Michèle a alors choisi de défier ces notions préconçues.
« La première chose que j’ai faite, c’est de me mettre en tant que personnage homme et de décrire un jeune homme qui revient sur les lieux de son crime. »
En osant sortir des sentiers battus, elle a pu explorer de nouvelles perspectives narratives.
L’hybridation des genres
Michèle Astrud refuse de se laisser enfermer dans un seul genre littéraire.
« Je fais ce que j’ai envie de faire sans me poser de questions. J’ai écrit un conte qui part de quelque chose de très réaliste. J’ai écrit un roman policier qui, pour moi, n’en était pas un au départ. »
Cette liberté créative lui permet d’aborder des thèmes variés et de surprendre ses lecteurs.
L’importance de l’intuition dans l’écriture
Contrairement à certains auteurs qui planifient minutieusement leurs œuvres, Michèle privilégie l’intuition.
« Quand je commence un livre, je ne connais pas la fin. Si j’attends de connaître la fin, je ne commencerai jamais le livre. »
Cette approche organique lui permet de laisser ses personnages évoluer naturellement.
« C’est dans l’écriture que le personnage va se préparer. Des fois, j’ai l’impression qu’il prend des décisions par lui-même. »
Le travail de réécriture : affiner sa prose
Si l’intuition guide la première ébauche, le travail de réécriture est essentiel pour peaufiner l’œuvre.
« Je relis énormément. J’aime bien laisser passer plusieurs mois, jusqu’à six mois, et reprendre un livre. Cela permet d’avoir un œil neuf et très critique. »
Cette distance temporelle offre la possibilité de repérer les incohérences et d’améliorer la structure narrative.
L’impact des technologies sur la créativité
Interrogée sur l’émergence des intelligences artificielles dans la création artistique, Michèle reste confiante.
« J’ose espérer que le cerveau humain, avec sa folie, peut aller n’importe où. On peut imaginer n’importe quoi, faire des rapprochements improbables. C’est notre seul avantage face aux machines, ne nous leurrons pas. »
Elle souligne que l’unicité de la pensée humaine est irremplaçable.
Conseils aux écrivains débutants
Michèle Astrud offre des conseils précieux à ceux qui souhaitent se lancer dans l’écriture.
Commencer petit
« Commencer par une petite chose, une petite histoire, vraiment quelques pages, et la laisser reposer. »
Il est important de ne pas se mettre trop de pression dès le départ.
Persévérer malgré les blocages
« Il ne faut pas se bloquer.
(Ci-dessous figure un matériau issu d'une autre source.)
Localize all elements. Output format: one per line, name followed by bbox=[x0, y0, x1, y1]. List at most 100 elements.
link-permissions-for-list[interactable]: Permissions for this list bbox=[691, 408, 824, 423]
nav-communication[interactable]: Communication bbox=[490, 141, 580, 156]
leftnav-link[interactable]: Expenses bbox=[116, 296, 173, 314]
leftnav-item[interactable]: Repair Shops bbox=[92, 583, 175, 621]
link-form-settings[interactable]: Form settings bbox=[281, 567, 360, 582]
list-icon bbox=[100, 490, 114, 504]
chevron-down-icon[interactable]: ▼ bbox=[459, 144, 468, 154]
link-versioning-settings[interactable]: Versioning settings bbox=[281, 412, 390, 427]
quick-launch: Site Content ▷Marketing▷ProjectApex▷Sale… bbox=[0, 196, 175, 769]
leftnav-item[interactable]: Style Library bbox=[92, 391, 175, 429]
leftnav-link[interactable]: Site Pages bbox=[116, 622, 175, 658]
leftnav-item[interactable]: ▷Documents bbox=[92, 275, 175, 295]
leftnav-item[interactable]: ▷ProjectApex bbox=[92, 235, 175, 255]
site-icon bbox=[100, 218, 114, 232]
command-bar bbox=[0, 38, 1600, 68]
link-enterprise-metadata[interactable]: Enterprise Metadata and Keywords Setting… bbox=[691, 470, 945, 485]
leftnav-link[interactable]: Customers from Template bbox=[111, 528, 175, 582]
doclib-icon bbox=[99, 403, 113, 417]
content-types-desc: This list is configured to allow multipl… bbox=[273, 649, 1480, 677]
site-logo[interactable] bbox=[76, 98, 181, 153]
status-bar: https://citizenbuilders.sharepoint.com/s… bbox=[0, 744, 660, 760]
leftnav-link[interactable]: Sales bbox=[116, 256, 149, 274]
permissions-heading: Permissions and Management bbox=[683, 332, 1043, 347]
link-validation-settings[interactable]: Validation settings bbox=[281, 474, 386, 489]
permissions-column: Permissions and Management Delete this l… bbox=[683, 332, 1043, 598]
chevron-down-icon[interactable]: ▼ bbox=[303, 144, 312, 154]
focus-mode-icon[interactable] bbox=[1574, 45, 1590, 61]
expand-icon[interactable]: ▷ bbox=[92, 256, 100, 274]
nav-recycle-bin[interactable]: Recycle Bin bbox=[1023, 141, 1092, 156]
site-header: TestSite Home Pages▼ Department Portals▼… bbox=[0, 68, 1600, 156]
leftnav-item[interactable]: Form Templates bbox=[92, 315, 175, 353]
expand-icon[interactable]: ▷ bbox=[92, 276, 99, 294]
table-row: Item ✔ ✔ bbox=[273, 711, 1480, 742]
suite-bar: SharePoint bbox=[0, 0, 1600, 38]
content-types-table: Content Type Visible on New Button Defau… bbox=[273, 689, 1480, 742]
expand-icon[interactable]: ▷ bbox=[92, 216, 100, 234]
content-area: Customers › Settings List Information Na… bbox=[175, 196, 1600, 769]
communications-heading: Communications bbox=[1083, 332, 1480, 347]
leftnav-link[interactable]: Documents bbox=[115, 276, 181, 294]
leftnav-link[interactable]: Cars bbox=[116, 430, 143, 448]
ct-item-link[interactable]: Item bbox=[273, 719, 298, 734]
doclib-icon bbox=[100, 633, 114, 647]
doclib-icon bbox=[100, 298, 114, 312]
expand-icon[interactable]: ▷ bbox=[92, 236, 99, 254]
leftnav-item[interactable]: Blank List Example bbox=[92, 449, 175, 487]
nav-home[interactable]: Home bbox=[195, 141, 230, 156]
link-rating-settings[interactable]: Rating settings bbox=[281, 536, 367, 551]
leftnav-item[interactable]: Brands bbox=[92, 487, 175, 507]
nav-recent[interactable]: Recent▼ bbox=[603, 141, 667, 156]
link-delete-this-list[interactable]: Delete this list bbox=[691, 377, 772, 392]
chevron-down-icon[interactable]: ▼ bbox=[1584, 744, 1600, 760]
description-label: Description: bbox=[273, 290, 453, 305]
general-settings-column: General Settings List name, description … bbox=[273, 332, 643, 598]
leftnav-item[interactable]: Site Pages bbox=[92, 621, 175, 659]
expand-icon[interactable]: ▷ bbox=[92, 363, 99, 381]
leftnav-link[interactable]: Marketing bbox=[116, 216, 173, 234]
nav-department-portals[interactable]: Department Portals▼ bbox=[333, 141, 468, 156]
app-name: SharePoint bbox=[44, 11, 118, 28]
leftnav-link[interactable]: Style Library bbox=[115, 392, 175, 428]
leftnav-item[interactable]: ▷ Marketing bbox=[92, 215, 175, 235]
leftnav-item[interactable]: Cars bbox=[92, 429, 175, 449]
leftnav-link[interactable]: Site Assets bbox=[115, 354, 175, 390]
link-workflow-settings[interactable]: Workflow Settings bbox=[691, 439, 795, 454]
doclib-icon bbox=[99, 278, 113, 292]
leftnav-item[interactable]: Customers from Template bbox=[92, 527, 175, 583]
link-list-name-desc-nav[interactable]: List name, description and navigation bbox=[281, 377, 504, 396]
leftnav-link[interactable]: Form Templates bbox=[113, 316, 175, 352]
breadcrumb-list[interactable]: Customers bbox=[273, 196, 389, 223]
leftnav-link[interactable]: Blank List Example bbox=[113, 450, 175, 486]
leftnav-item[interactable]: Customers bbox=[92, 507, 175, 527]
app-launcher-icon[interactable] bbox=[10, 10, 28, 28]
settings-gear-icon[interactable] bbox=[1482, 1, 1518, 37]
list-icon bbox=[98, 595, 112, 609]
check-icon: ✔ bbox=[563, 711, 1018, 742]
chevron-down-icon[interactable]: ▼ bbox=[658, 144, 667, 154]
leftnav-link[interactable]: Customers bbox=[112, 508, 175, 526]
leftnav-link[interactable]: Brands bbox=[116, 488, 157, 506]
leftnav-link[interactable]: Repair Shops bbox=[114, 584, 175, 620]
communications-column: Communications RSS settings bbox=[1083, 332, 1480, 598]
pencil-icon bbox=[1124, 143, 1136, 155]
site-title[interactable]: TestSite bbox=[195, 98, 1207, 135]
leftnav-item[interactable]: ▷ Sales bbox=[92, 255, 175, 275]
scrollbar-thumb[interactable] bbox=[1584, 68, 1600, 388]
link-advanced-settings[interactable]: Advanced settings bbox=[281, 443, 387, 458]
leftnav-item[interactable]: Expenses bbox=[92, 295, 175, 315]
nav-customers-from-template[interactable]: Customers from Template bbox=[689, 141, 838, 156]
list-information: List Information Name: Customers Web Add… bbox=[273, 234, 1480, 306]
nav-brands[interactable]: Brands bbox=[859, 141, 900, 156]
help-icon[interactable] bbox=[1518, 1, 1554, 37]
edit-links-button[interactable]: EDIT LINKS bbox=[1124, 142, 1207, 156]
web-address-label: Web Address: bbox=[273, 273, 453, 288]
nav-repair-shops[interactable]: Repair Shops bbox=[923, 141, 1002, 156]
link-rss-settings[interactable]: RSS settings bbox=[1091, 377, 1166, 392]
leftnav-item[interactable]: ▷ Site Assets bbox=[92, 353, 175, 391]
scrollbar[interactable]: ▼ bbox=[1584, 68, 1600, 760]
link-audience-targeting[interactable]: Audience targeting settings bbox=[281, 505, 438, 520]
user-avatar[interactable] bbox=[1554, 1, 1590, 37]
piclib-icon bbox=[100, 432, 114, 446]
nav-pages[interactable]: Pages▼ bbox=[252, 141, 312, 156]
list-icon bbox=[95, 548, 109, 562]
Si on a envie d’écrire une histoire, c’est qu’il y a quelque chose dedans qui est important. Il faut faire confiance à soi. »
Les périodes de doute sont normales, mais la persévérance est clé.
Faire preuve d’audace
« Il faut tester, ne pas être trop ambitieux au départ, mais oser sortir des sentiers battus. »
Conclusion
L’expérience de Michèle Astrud démontre que les modèles littéraires sont essentiels pour forger sa propre voix. En s’inspirant des auteurs qu’elle admire, tout en osant briser les règles et explorer de nouvelles voies, elle a su développer une écriture authentique et personnelle. Son parcours est une invitation pour tous les écrivains à lire, à s’inspirer, mais surtout à oser.